Village de la Justice www.village-justice.com

Cyberdéfense et droit international : Qui veut la paix... prépare la guerre hybride. Par Gildas Neger, Docteur en Droit.
Parution : vendredi 26 janvier 2024
Adresse de l'article original :
https://www.village-justice.com/articles/cyberdefense-droit-international-qui-pacem-cupit-bellum-parat-hybrid-qui-veut,48604.html
Reproduction interdite sans autorisation de l'auteur.

La guerre en Ukraine a marqué un tournant dans l’histoire militaire. Pour la première fois depuis la fin de la guerre froide, un pays européen a été attaqué par une puissance majeure. Ce conflit a non seulement provoqué une hausse des dépenses militaires dans le monde, mais il a également montré que la guerre ne se limite plus aux champs de bataille traditionnels.

Les attaques cybernétiques, les campagnes de désinformation et les opérations d’influence sont désormais des armes à part entière, utilisées par les États pour affaiblir leurs adversaires et atteindre leurs objectifs stratégiques. Ces nouvelles formes de guerre, qualifiées de « guerre hybride », sont plus difficiles à détecter et à contrer, ce qui rend la frontière entre guerre et paix de plus en plus floue

La guerre hybride est un conflit multidimensionnel qui se joue sur plusieurs fronts. Elle peut combiner des actions militaires classiques, telles que des offensives terrestres, navales ou aériennes, avec des actions non militaires, telles que des cyberattaques, des campagnes de désinformation ou des opérations d’influence.

Ce type de conflit est particulièrement difficile à contrer car il est difficile de déterminer l’origine des attaques et de les attribuer à un État ou à un groupe non étatique. Les États doivent donc développer de nouvelles capacités pour se défendre contre les menaces cyber.

Une menace pour la sécurité mondiale.

La cyberguerre est une menace pour la sécurité mondiale. Elle peut déstabiliser des régions entières et conduire à des conflits armés. Elle peut également saper la confiance entre les États et les organisations internationales.

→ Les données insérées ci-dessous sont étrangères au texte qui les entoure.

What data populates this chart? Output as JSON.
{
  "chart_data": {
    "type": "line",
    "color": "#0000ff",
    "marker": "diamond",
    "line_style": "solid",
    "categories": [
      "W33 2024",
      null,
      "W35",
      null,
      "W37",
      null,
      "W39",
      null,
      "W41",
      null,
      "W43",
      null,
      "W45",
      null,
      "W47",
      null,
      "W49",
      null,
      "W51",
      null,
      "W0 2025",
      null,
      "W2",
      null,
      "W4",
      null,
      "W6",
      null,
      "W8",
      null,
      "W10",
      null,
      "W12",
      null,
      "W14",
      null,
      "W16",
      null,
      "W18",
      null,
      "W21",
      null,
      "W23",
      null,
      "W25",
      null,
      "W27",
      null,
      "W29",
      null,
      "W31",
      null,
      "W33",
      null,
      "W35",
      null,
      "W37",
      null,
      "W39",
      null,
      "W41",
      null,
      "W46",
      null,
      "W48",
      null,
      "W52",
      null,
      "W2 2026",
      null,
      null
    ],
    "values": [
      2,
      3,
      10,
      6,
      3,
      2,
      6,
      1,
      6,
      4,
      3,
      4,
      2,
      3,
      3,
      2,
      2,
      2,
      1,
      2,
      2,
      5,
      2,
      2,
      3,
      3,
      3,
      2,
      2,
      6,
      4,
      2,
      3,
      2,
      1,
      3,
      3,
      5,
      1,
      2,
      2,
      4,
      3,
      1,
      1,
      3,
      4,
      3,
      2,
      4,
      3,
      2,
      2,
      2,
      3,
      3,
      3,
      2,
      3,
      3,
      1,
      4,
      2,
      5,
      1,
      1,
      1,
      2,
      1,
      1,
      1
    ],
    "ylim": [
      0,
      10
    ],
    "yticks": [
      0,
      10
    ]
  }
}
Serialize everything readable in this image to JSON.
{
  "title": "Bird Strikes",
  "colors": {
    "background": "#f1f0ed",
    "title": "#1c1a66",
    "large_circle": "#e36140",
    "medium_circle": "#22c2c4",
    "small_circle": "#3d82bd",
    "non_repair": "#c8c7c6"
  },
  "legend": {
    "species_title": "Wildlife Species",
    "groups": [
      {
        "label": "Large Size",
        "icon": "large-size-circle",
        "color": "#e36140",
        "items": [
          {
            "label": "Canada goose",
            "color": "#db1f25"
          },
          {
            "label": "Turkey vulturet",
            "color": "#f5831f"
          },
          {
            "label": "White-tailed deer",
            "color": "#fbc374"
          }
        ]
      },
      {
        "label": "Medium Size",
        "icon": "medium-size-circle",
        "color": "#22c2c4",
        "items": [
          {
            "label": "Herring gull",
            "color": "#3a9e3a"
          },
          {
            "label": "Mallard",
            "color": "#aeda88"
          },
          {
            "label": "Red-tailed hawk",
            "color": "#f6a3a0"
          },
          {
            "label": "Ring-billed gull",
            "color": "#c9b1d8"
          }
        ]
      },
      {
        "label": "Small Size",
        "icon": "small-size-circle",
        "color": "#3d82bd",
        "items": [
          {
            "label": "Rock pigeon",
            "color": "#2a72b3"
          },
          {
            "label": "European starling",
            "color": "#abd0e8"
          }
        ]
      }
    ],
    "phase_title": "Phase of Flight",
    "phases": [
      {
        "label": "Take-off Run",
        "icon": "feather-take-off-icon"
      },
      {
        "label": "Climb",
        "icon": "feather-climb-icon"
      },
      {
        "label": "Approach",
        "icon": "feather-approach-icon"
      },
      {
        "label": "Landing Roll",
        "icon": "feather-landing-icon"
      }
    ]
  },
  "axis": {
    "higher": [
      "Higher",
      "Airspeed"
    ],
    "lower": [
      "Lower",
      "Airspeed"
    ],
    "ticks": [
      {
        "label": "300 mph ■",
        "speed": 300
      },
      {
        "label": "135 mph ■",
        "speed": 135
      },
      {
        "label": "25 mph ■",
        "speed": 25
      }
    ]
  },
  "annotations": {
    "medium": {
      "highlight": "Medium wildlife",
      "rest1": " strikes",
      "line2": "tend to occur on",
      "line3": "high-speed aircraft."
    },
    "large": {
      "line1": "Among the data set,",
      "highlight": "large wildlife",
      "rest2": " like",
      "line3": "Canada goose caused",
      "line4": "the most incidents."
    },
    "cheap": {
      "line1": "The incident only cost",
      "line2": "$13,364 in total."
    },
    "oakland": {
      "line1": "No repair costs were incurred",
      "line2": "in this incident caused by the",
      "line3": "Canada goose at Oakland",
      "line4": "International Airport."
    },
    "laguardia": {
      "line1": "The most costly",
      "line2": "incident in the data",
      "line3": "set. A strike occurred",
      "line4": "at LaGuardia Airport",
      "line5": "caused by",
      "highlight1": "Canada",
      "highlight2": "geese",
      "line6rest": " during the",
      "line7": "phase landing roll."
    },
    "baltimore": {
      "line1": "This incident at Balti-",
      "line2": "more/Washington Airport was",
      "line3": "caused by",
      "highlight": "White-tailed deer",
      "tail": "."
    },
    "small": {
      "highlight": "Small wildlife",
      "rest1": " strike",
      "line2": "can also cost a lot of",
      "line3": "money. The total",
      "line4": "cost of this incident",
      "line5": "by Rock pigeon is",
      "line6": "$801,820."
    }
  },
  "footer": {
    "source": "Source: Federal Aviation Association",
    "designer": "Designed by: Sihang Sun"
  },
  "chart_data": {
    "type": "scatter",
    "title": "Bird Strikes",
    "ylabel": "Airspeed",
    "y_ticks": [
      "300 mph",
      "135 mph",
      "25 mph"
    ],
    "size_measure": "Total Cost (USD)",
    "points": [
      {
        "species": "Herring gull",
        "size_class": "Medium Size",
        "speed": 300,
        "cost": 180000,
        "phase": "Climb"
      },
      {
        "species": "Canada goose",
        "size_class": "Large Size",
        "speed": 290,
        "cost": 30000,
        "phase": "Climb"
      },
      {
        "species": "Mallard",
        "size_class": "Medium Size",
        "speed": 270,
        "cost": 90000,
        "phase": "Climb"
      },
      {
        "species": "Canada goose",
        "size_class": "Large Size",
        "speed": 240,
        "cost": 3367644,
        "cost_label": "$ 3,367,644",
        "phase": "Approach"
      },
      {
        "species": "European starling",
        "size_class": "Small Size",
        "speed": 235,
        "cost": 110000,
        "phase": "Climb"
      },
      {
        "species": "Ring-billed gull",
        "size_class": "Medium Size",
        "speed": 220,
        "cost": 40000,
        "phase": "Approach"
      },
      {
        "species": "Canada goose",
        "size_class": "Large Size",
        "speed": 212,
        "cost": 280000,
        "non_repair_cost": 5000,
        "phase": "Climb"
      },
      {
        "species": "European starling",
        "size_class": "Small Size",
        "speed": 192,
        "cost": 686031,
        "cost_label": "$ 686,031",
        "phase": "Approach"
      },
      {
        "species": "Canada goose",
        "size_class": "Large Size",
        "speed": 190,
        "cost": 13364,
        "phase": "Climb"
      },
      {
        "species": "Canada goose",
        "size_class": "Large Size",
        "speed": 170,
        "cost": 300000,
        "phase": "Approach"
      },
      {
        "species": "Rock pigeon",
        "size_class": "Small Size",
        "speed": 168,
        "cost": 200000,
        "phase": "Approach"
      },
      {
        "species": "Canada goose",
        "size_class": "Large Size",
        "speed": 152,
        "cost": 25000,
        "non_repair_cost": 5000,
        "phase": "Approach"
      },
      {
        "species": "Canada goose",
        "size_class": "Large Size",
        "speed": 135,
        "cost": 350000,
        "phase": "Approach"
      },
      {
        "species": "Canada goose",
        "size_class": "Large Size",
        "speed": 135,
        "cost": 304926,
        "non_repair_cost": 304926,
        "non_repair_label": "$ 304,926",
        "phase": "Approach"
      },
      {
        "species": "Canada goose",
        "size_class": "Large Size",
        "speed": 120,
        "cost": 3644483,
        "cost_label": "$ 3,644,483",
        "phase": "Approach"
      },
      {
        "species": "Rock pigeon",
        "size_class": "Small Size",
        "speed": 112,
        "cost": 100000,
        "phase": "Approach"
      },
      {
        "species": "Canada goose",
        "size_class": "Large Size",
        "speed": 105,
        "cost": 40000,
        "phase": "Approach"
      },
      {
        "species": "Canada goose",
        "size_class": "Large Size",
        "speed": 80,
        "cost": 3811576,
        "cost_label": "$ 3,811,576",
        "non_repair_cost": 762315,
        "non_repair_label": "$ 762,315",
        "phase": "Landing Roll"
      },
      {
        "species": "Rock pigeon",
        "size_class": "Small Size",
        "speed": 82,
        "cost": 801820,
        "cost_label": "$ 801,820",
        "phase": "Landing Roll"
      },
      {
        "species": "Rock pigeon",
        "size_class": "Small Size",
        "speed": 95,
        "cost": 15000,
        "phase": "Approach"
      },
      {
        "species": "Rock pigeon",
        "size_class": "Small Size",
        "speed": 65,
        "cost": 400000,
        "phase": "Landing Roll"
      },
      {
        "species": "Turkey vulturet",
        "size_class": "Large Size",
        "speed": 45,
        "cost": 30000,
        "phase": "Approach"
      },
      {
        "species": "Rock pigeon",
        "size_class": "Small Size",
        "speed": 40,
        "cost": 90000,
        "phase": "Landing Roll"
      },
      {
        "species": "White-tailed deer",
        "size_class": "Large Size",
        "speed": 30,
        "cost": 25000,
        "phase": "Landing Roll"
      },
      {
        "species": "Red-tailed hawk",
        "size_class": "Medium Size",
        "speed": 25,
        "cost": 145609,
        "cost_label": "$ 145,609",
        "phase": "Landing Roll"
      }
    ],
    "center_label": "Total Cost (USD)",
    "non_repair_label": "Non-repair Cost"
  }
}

Les États doivent donc prendre des mesures pour prévenir et contrer les menaces hybrides. Ils doivent développer des capacités de défense cybernétique, lutter contre la désinformation et renforcer la coopération internationale.

Une guerre dans le cyberespace.

Le cyberespace doit s’analyser comme un « espace virtuel des ordinateurs reliés entre eux grâce à des réseaux, et qui constitue un environnement global qui est le siège d’évènements ayant des conséquences juridiques » [1]. S’agissant du préfixe « cyber » il fait pour sa part référence à « tout ce qui a un lien avec les ordinateurs, l’informatique, les réseaux ou encore Internet » [2].

Comment caractériser un conflit ?

Les opérations cyber entre deux ou plusieurs États peuvent constituer un conflit armé international si elles sont constitutives d’hostilités, c’est-à-dire dirigées contre les intérêts d’un État ou d’un groupe armé.

Mais les opérations cyber entre des forces armées gouvernementales et des groupes armés, ou entre plusieurs groupes armés, peuvent ne pas constituer un conflit armé international. Dans ce dernier cas, les opérations doivent être prolongées, c’est-à-dire qu’elles doivent durer au moins un certain temps, menées par des groupes armés qui font preuve d’un minimum d’organisation et les effets de ces opérations doivent atteindre un degré de violence suffisant.

En fonction du seuil de violence spécifique, les opérations cyber peuvent caractériser un conflit armé. Elles doivent néanmoins atteindre un seuil de « violence spécifique », seuil qui n’est pas encore clairement défini.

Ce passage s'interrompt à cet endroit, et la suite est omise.